Ottawa real estate benefitting from the Trudeau Effect

Ottawa real estate benefitting from the Trudeau Effect According to a new study by Edelman, one-third of the Canadian population is optimistic about the nation’s prospects over the next five years. This positive uptick can be partly attributed to the “honeymoon phase” of the newly-elected Liberal government in Ottawa. 

Experts have dubbed this the “Trudeau Effect,” noting that the general sense of optimism was spilling over into the real estate market. According to recent housing statistics and Ottawa-based experts, the Liberal government has helped to strengthen the demand for residential housing in Ottawa.

RE/MAX Hallmark Realty Group said that close to 6,850 residential homes were sold in Ottawa in the first half of 2016, an increase of almost 6% from the same period last year. Moreover, condominium sales in Ottawa rose nearly 5%.

According to Michael Bird, a lawyer and sessional instructor in real estate law at the University of Ottawa, this upward trend is indicative of the nation’s history with Liberal governments.
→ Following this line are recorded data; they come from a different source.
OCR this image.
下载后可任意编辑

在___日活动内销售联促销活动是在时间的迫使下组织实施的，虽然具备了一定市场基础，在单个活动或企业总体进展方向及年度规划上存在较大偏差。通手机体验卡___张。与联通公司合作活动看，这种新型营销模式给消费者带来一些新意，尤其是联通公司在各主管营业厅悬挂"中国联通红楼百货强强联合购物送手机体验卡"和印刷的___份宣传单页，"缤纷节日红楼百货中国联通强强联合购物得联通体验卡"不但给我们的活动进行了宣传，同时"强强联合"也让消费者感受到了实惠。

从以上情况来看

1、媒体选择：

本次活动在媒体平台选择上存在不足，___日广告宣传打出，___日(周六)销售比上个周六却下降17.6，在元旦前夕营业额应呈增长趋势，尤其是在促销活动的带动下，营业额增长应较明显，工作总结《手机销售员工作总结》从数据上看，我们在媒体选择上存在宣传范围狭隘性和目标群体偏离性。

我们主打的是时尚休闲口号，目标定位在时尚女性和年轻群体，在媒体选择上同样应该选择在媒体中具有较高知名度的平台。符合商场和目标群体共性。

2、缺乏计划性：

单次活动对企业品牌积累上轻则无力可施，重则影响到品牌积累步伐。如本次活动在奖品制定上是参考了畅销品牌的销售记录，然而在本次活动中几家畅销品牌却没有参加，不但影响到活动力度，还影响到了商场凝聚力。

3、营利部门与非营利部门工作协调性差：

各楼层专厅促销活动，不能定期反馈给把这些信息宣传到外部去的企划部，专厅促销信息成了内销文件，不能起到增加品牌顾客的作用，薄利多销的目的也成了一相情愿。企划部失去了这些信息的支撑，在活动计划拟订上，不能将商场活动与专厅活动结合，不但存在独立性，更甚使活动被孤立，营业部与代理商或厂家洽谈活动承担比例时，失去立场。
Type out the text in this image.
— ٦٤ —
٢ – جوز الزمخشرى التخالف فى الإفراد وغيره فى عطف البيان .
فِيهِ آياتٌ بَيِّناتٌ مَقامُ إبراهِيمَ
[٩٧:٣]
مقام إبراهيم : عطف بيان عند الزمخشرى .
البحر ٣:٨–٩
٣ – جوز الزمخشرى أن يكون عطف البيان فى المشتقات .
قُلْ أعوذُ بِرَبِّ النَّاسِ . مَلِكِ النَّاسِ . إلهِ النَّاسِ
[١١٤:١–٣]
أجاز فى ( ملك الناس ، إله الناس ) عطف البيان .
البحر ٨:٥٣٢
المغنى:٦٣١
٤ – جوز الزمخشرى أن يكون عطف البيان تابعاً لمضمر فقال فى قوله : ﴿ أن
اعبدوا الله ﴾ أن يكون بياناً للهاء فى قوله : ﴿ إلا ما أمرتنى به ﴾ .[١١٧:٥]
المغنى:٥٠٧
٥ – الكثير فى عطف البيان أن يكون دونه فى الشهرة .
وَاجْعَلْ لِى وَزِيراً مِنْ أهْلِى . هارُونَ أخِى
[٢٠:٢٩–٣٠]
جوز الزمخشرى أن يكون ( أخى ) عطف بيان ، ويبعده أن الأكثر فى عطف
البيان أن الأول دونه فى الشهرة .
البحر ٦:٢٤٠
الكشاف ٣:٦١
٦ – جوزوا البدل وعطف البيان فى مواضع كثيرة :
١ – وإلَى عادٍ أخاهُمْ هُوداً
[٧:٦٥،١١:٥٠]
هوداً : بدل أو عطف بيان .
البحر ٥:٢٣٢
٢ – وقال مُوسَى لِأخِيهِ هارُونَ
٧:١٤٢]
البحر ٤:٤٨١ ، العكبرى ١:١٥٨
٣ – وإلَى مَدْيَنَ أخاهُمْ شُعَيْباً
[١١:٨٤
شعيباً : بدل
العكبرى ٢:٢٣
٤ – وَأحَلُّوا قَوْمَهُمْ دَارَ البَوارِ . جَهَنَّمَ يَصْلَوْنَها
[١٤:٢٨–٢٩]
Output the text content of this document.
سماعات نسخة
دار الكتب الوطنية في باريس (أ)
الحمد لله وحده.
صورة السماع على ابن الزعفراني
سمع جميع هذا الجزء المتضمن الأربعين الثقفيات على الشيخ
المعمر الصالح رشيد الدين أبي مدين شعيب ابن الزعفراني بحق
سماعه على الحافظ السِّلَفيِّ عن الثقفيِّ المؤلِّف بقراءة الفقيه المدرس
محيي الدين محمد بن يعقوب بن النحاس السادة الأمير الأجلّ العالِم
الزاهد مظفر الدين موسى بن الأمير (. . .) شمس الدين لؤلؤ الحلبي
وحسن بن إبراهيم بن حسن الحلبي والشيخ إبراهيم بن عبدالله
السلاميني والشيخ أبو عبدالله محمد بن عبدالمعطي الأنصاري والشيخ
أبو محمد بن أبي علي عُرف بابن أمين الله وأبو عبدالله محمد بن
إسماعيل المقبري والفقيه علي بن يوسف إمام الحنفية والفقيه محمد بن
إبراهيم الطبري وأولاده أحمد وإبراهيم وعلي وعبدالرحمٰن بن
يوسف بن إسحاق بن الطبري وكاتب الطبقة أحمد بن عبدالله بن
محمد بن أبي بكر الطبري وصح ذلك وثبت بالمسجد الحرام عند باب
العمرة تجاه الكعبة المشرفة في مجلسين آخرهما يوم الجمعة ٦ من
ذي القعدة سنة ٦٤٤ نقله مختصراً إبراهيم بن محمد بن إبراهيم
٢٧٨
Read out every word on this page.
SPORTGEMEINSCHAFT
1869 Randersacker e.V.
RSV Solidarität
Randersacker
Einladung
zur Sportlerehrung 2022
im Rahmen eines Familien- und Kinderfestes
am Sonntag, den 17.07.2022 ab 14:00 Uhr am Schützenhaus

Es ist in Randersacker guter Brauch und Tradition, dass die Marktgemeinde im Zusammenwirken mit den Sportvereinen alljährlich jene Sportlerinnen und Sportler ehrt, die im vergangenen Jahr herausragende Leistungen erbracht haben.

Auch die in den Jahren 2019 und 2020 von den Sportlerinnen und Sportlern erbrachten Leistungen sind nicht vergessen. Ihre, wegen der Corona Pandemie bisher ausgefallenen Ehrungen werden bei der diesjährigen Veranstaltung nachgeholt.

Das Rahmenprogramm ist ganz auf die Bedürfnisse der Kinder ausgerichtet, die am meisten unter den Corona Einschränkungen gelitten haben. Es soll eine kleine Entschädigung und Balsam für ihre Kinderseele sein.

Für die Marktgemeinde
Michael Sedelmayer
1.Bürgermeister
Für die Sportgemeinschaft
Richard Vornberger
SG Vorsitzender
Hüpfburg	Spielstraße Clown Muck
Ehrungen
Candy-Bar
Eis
“There tends to be, with a Liberal government, a philosophy of bigger government that tends to put civil servants at ease. There’s less of a threat of job cuts, it would seem, based on the Liberal philosophy versus the Conservative one under Mr. [Stephen] Harper, who was paring everything down,” Bird explained. With people more confident about their jobs, they’re more likely to make investments in the housing market.   

Key neighbourhoods in Ottawa are experiencing stronger demand from home buyers and renters than others. The Glebe and Westboro have traditionally been in strong demand and continue to be in strong demand this year. Neighbourhoods adjacent to future LRT stations have also experienced an uptick in demand.

Ottawa hasn’t experienced the foreign-driven real estate boom of hot spots like Vancouver, whose market has only cooled because of a 15% foreign tax implemented this summer. Neither has Ottawa experienced the intense condominium development of Toronto, though the market for condominiums in Ottawa remains steady. 

“As long as the interest rates stay low, I feel that confidence in purchase rates [in Ottawa] will stay the same. The interest rate situation would be the driver for purchasing versus renting. It’s smarter money,” explained Bird. “As long as the rates stay low, I would think the same trend would continue.”